И впервые спросила себя: а чего, собственно, она хочет?

И где собралась искать Бориса?

Какую распахнуть дверь?

До слуха долетали завывания, вопли – протуберанцы музыки, вырывавшиеся то в одном, то в другом конце здания.

Вере казалось, что она намертво застряла в механизме музыкальной шкатулки. А куколка-балетница на одной ножке вертится где-то там, над ее головой, бурит потолок, сверлит ей череп своим острым носком.

«Я старая и смешная, – сказала себе Вера. – Старая дура. Вот я кто».

Боль в боку унялась. Вера повернулась и пошла, как ей казалось, обратно.

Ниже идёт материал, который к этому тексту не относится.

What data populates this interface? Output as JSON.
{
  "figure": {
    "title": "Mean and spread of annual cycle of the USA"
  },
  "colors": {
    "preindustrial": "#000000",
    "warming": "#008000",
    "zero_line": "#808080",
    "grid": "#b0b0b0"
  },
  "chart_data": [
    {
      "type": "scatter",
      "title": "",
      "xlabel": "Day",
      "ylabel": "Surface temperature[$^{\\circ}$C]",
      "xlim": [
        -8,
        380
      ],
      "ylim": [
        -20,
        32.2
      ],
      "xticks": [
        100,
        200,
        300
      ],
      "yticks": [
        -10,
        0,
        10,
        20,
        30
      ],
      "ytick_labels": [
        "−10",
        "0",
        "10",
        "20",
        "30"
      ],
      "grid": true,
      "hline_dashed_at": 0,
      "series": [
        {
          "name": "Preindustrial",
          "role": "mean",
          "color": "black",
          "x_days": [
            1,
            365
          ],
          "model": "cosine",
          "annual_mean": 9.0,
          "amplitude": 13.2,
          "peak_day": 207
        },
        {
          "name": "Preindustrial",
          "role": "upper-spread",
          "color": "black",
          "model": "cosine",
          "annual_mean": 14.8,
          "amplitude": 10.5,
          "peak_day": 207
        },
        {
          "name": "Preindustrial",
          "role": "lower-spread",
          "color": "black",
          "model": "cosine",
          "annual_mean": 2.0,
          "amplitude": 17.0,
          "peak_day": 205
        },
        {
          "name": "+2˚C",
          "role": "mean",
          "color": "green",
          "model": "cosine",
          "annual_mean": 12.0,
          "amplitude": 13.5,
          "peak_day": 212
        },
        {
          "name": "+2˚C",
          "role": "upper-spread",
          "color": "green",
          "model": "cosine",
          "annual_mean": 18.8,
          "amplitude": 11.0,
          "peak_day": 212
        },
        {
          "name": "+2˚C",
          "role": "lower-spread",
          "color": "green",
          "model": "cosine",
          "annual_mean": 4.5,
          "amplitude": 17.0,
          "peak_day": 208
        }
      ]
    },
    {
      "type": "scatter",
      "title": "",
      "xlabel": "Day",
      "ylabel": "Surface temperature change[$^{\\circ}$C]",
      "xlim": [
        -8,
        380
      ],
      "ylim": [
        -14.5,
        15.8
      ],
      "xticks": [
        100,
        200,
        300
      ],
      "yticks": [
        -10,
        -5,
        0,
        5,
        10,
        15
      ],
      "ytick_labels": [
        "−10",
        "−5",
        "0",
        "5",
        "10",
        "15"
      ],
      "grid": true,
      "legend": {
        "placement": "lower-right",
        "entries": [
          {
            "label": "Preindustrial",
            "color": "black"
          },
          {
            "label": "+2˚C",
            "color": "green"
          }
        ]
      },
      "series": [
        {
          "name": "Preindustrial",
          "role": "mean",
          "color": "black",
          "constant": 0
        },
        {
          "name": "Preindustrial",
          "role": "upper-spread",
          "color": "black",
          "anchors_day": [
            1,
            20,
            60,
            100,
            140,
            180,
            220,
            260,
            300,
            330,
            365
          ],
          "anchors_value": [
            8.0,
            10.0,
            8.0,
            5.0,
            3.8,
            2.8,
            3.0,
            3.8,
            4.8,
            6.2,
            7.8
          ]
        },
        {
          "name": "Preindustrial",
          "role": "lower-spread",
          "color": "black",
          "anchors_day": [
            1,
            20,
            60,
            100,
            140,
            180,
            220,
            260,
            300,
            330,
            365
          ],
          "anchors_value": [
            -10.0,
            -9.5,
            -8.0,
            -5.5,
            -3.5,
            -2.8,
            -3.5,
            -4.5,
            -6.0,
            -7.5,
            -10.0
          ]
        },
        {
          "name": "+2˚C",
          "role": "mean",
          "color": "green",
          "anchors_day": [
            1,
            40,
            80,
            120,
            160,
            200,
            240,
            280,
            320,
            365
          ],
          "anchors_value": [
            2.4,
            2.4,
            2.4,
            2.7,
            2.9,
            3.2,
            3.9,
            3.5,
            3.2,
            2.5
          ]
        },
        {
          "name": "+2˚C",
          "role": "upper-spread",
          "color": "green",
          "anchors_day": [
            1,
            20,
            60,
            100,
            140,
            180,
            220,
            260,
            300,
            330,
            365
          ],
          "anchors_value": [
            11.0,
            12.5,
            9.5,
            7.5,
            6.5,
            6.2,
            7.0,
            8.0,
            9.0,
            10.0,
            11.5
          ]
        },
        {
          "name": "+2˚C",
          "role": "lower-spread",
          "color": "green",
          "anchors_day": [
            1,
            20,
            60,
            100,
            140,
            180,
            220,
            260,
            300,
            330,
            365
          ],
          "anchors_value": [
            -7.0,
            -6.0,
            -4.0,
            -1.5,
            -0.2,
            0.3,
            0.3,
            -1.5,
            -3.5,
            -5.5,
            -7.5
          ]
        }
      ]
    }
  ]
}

В стене был проем. Торчали темные рукава пальто и курток. Читала газету старуха-гардеробщица. Зеркало позади нее глянуло на Веру.

Вера ответила своему отражению внимательным взглядом.

«Да нормальная я», – приободрилась. Достала из сумочки помаду. Полуоткрыв рот, стала подправлять губы. Сердце ее билось ровно, а после пробежки и выхлопа адреналина по телу разлилось бодрящее тепло, как после секса. Женщина в зеркале не была ни жалкой, ни уродливой, ни… А потом увидела Бориса.

Девица была выше его, но не сутулилась, наклоняясь к собеседнику, а словно вытягивалась вверх от самых ступней. Это Борис задирал подбородок – разговаривая. Смеясь.

Вера смотрела на мужа в зеркало во все глаза. Так и стояла с полуоткрытым ртом, в руке помада. Только провела глазами слева – направо.

Он прошел мимо нее. Он ее не заметил. Он ни на кого не обращал внимания. Он был счастлив.

…Вера сидела в припаркованной у театра машине. Ее знобило. Она включила печку. Горячий воздух обдувал ноги в колготках. Но Веру все равно трясло.

Так вот какие «высокие балерины» не могут танцевать «Жизель», а? Мировая роль ей не досталась. Какая досада, обосраться…

Вера дождалась, поглядывая на часы, того времени, когда они с Борисом условились, что она его подхватит. Но Борис не вышел. «Какой сюрприз».

Вера мрачно подтянула сумочку, проверила телефон. Ни пропущенного звонка, ни смс. Проверила громкость звонка – она была на максимуме. Вера бросила телефон в сумочку. Оставалось признать то, что признавать не хотелось, но Вера как раз была не из тех, кто прячет голову в песок. И она признала: муж о ней просто-напросто забыл.